Written in a play type of format, we never get a clear description of the main character, Franny. We're told through the other characters' dialogue that he's "one of the ugliest drag queens" that has probably walked the earth. But he has a heart of gold which seems to attract many people.
The story begins with a lengthy monologue by Franny sometime in 1950. He tells us how he had stopped running away and learned to accept himself when he bought himself an angora sweater, which was the prettiest thing he had ever seen in his life. Later, he would soon meet others who also shared his desire.
After setting up the story, ten years later we're introduced to Isadora, a drag queen (who is quite successful considering and tours the country with her act) and the relationship that the two have. Franny works for Isadora as sort of an assistant and while in Chicago, they meet Jay, who becomes the love of Franny's life.

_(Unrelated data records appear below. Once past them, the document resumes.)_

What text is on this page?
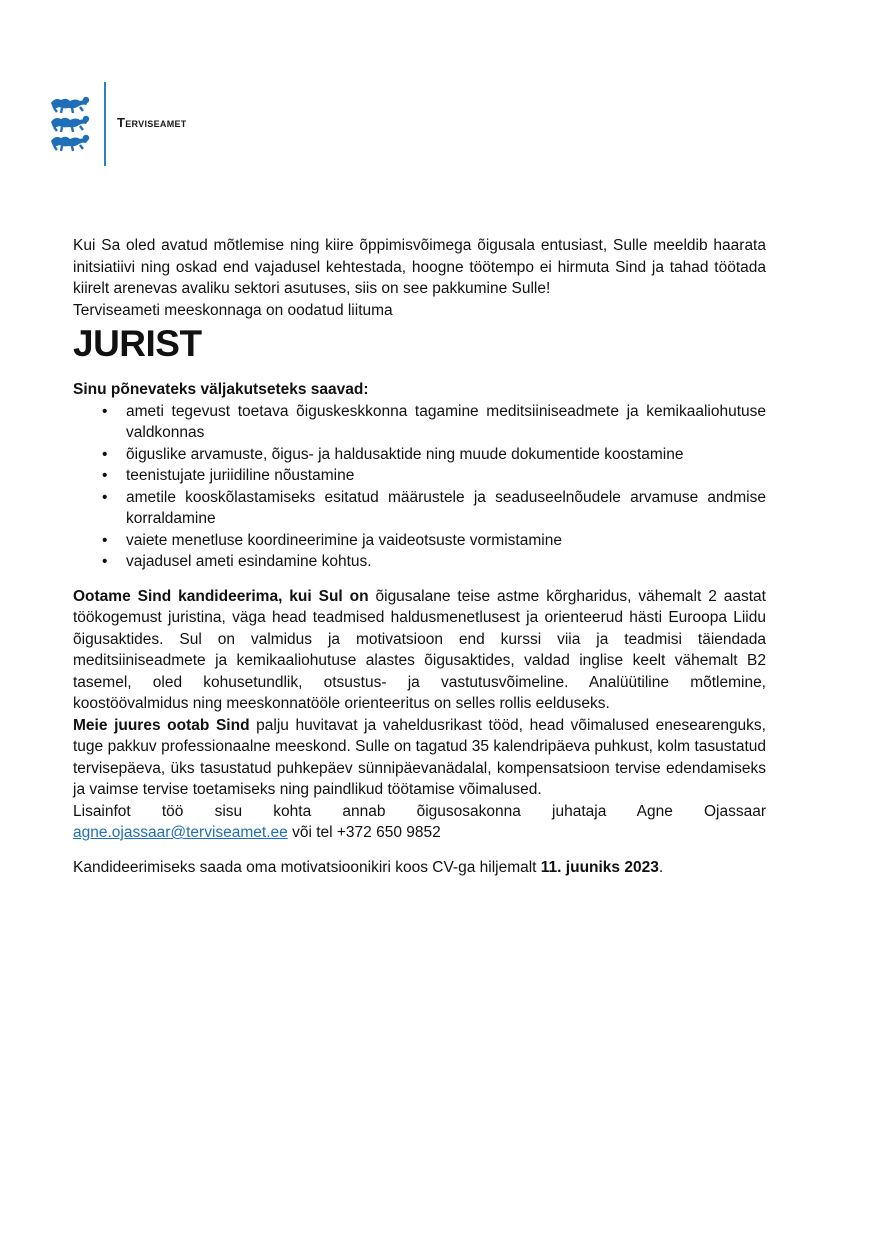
Terviseamet

Kui Sa oled avatud mõtlemise ning kiire õppimisvõimega õigusala entusiast, Sulle meeldib haarata initsiatiivi ning oskad end vajadusel kehtestada, hoogne töötempo ei hirmuta Sind ja tahad töötada kiirelt arenevas avaliku sektori asutuses, siis on see pakkumine Sulle!

Terviseameti meeskonnaga on oodatud liituma

JURIST

Sinu põnevateks väljakutseteks saavad:

• ameti tegevust toetava õiguskeskkonna tagamine meditsiiniseadmete ja kemikaaliohutuse valdkonnas
• õiguslike arvamuste, õigus- ja haldusaktide ning muude dokumentide koostamine
• teenistujate juriidiline nõustamine
• ametile kooskõlastamiseks esitatud määrustele ja seaduseelnõudele arvamuse andmise korraldamine
• vaiete menetluse koordineerimine ja vaideotsuste vormistamine
• vajadusel ameti esindamine kohtus.

Ootame Sind kandideerima, kui Sul on õigusalane teise astme kõrgharidus, vähemalt 2 aastat töökogemust juristina, väga head teadmised haldusmenetlusest ja orienteerud hästi Euroopa Liidu õigusaktides. Sul on valmidus ja motivatsioon end kurssi viia ja teadmisi täiendada meditsiiniseadmete ja kemikaaliohutuse alastes õigusaktides, valdad inglise keelt vähemalt B2 tasemel, oled kohusetundlik, otsustus- ja vastutusvõimeline. Analüütiline mõtlemine, koostöövalmidus ning meeskonnatööle orienteeritus on selles rollis eelduseks.

Meie juures ootab Sind palju huvitavat ja vaheldusrikast tööd, head võimalused enesearenguks, tuge pakkuv professionaalne meeskond. Sulle on tagatud 35 kalendripäeva puhkust, kolm tasustatud tervisepäeva, üks tasustatud puhkepäev sünnipäevanädalal, kompensatsioon tervise edendamiseks ja vaimse tervise toetamiseks ning paindlikud töötamise võimalused.

Lisainfot töö sisu kohta annab õigusosakonna juhataja Agne Ojassaar

agne.ojassaar@terviseamet.ee või tel +372 650 9852

Kandideerimiseks saada oma motivatsioonikiri koos CV-ga hiljemalt 11. juuniks 2023.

Jay discusses mental illness and how his family rejected him while he's pursuing a college education. He eventually moves to Boston where Franny takes him under his wing. While the two don't have a sexual relationship, Franny feels that it's his duty to protect Jay until the day he dies.
After a tragedy, we're briefly introduced to Joel, who was Franny's best friend in high school. Joel has met and fallen in love with Michael, a welder, and he and Franny don't see eye to eye. Joel tells us that he and Michael have started up a successful business and when they advertise for another welder, they meet Jim. Jim is obviously gay and Michael doesn't want him to work for the company. Franny sets him straight about discrimination and to think back at how many jobs he may have applied for, only to have his application thrown away and potential employers laughing at him.

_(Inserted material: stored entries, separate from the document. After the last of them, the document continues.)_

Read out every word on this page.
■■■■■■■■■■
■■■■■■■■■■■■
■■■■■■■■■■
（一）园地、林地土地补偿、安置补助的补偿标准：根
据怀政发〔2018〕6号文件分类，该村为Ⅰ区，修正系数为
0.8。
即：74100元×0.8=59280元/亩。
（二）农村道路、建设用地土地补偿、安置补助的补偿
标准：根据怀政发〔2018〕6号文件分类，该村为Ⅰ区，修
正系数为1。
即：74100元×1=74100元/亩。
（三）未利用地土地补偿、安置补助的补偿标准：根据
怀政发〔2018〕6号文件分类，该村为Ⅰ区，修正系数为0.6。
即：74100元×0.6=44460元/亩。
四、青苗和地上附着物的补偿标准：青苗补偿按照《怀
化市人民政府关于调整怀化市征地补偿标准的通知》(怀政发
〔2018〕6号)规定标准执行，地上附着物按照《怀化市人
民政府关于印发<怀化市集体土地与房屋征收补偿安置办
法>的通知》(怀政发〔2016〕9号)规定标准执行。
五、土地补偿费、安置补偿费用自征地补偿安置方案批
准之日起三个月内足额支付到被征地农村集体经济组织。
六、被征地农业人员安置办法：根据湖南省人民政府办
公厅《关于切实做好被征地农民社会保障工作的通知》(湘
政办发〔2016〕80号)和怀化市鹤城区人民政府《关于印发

As the story progresses, Franny moves to Provincetown where the locals avoid him and he eventually begins to make friends with those who spend their summers on there. Soon, he's welcomed by everyone.

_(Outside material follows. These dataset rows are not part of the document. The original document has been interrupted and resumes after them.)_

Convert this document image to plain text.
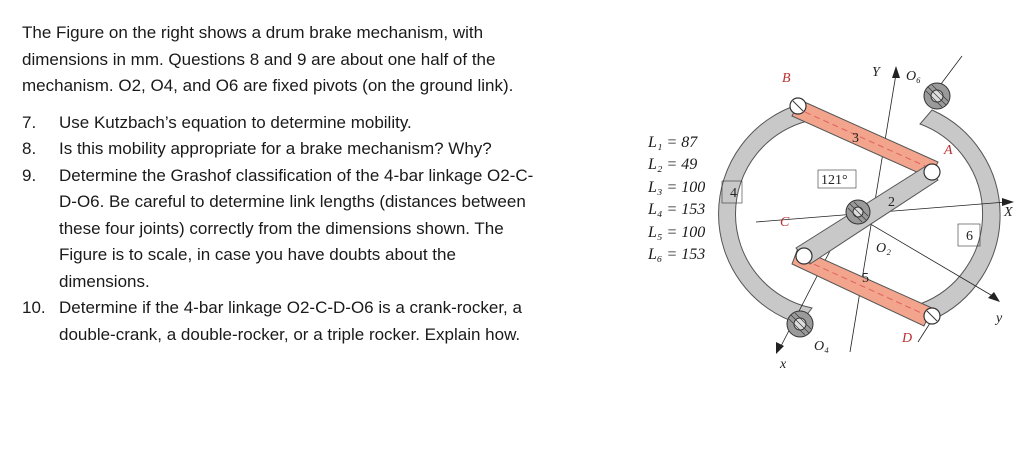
The Figure on the right shows a drum brake mechanism, with
dimensions in mm. Questions 8 and 9 are about one half of the
mechanism. O2, O4, and O6 are fixed pivots (on the ground link).

7. Use Kutzbach’s equation to determine mobility.
8. Is this mobility appropriate for a brake mechanism? Why?
9. Determine the Grashof classification of the 4-bar linkage O2-C-
D-O6. Be careful to determine link lengths (distances between
these four joints) correctly from the dimensions shown. The
Figure is to scale, in case you have doubts about the
dimensions.
10. Determine if the 4-bar linkage O2-C-D-O6 is a crank-rocker, a
double-crank, a double-rocker, or a triple rocker. Explain how.
L₁ = 87
L₂ = 49
L₃ = 100
L₄ = 153
L₅ = 100
L₆ = 153
B
A
C
D
Y
X
x
y
O₆
O₂
O₄
121°
3
2
4
5
6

During the 1960's Franny takes on various "boys" and molds them into what they want to be. He doesn't hold back when he talks to them and he makes sure that whatever their goal is they attain it.
The book ends in the early '80's before the AIDS crisis.
However, Preston, a victim himself, wanted to continue Franny's story and began a working draft, Franny, Isadora & The Angels which is added to the updated 1995 version of the book.
Preston died prior to finishing the sequel, and the editors found a way to incorporate the thirty plus pages into a story and again, using just dialogue, we're taken into the crisis itself and how it has effected Franny and "her boys."
There is no need for action in this book since the dialogue itself is extremely powerful and poignant throughout. The dialogue itself provides the action and sets up the scenes. In a way, it feels like you're watching a combination of a play and a documentary on Franny.
I'm sure you'll laugh, cry and become angry (which is probably what Franny would want you to do) but above all, it's a look into yourself and quite possibly your soul.